For Data Engineers

 

Data Management: The process of gathering, storing and using data. Includes data collection, data cleaning and transformation, data storage, data quality, and data security.
Associate (Level 1)
Perform data extraction, joining and aggregation tasks (SQL)
  • Aggregate numeric, categorical variables and dates by groups using PostgreSQL.
  • Interpret a database schema and combine multiple tables by rows or columns using PostgreSQL.
  • Extract data based on different conditions using PostgreSQL.
  • Use subqueries to reference a second table (e.g. a different table, an aggregated table) within a query in PostgreSQL
Perform standard data import, joining and aggregation tasks using Python 
  • Import data from flat files into Python.
  • Import data from databases into Python
  • Aggregate numeric, categorical variables and dates by groups using Python.
  • Combine multiple tables by rows or columns using Python.
  • Filter data based on different criteria using Python.
Perform cleaning tasks to prepare data for analysis (SQL & Python)
  • Match strings in a dataset with specific patterns.
  • Convert values between data types.
  • Clean categorical and text data by manipulating strings.
  • Clean date and time data.
Assess data quality and perform validation tasks (SQL & Python)

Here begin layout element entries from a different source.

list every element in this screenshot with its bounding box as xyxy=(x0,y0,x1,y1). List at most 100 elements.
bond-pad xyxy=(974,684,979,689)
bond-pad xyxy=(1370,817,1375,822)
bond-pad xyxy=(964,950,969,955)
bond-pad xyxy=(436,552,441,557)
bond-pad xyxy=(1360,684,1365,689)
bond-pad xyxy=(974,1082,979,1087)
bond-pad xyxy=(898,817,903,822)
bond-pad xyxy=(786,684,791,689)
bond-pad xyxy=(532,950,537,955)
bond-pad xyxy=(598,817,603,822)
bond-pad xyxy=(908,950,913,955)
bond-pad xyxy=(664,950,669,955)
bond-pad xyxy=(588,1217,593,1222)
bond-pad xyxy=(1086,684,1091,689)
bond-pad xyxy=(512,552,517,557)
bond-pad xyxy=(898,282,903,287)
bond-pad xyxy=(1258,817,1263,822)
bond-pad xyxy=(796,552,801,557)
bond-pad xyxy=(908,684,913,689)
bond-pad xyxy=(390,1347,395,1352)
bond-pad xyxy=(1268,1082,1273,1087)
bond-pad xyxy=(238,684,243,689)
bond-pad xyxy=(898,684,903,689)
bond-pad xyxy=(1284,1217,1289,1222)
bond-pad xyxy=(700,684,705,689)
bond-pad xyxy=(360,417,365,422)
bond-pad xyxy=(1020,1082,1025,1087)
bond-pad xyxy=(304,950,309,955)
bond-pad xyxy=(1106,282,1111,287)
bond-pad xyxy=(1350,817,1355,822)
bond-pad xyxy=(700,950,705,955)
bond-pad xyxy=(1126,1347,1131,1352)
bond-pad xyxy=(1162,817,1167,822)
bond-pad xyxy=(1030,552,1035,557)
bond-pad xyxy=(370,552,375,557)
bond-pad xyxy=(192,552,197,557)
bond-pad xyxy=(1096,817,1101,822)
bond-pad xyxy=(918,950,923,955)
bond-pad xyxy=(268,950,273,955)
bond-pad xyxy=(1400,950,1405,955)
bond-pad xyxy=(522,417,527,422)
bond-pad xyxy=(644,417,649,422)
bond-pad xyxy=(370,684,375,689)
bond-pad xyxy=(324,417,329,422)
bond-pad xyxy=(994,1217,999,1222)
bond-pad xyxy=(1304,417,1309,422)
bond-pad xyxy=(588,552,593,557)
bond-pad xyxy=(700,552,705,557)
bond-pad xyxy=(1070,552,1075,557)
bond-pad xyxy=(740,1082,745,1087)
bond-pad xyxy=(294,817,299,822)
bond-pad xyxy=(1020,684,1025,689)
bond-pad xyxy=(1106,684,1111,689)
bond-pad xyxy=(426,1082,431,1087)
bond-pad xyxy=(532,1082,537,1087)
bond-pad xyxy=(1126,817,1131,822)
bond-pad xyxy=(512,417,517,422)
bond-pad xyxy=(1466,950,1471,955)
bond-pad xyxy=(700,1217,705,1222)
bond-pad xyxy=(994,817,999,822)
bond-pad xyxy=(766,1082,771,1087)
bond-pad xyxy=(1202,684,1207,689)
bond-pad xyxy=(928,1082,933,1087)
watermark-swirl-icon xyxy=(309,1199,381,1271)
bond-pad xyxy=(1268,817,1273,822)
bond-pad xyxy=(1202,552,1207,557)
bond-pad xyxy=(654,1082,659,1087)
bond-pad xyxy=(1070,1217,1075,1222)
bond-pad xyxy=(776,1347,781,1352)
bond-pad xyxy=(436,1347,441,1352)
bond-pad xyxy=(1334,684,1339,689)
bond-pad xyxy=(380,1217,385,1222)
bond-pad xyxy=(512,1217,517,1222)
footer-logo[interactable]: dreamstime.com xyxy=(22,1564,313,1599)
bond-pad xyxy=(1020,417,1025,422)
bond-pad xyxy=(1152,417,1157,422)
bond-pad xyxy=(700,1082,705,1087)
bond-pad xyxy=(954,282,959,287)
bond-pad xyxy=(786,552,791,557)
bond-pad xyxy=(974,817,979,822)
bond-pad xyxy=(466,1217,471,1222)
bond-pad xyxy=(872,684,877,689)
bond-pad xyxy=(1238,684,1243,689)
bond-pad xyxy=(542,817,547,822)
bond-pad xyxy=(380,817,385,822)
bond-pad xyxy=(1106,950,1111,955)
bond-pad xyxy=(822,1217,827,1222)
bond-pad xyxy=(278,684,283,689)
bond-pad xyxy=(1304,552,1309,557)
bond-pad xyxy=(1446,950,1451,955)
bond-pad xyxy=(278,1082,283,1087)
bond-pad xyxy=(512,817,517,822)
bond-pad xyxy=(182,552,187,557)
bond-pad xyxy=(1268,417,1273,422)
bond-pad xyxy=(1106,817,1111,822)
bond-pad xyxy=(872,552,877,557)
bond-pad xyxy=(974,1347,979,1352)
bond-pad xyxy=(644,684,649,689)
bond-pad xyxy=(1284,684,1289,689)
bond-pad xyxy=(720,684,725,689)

  • Identify and replace missing values.
  • Perform different types of data validation tasks (e.g. consistency, constraints, range validation, uniqueness).
  • Identify and validate data types in a data set.
Collect data from non-standard formats (e.g. json) by modifying existing code (Python)
  • Adapt provided code to import data from an API using Python.
  • Identify the structure of HTML and JSON data and parse them into a usable format for data processing and analysis using Python.
Interpret a database schema and explain database design concepts (such as normalization, design, schemas, data storage options) 
  • Explain the design schema of a database
  • Identify from a schema how tables are connected and how to join multiple tables
  • Explain concepts in database design (normalization, design schemas, data storage options, etc)
Identify different cloud tools that can be used for storing data and creating and maintaining data pipelines
  • Identify the most common cloud tools used for data storage (file storage and databases)
  • Identify the most common cloud tools used for creating and managing data pipelines
Programming for Data Engineering: Application of fundamental programming concepts to solve data engineering problems
Associate (Level 1)
Use common programming constructs to write repeatable production quality code for data processing (Python)
  • Define, write and execute functions
  • Use and write the control flow statements
  • Use and write loops and iterations
Demonstrates best practices in production code including version control, testing and package development (Python)
  • Describe the basic flow and structures of package development
  • Explain how to document code in packages, or modules
  • Explain the importance of the testing and write testing statements
  • Explain the importance of version control and describe key concepts of versioning
Demonstrates software engineering principles (OOP, profiling, debugging) to write efficient, modular code in Python
  • Use object-oriented programming principles to create basic classes and methods
  • Identify inefficient or memory/CPU intensive code and be able to suggest approaches to improving efficiency and balancing requirements
  • Identify common coding errors and adapt code to remove errors
Exploratory Analysis: Use of statistics and visualizations to analyze and identify trends in datasets. 
Associate (Level 1)
Use data visualization tools to demonstrate characteristics of data (theory)
  • Distinguish between different types of data visualizations (bar chart, box plot, line graph, and histogram) in demonstrating the characteristics of data.
  • Interpret data visualizations (bar chart, box plot, line graph, and histogram) and summarize the characteristics of the data.
Read and analyze data visualizations to represent the relationships between features (theory)
  • Distinguish between different types of data visualizations (scatterplot, heatmap, and pivot table) in representing the relationships between features.
  • Interpret the data visualizations (scatterplot, heatmap, and pivot table) and summarize the relationship between features.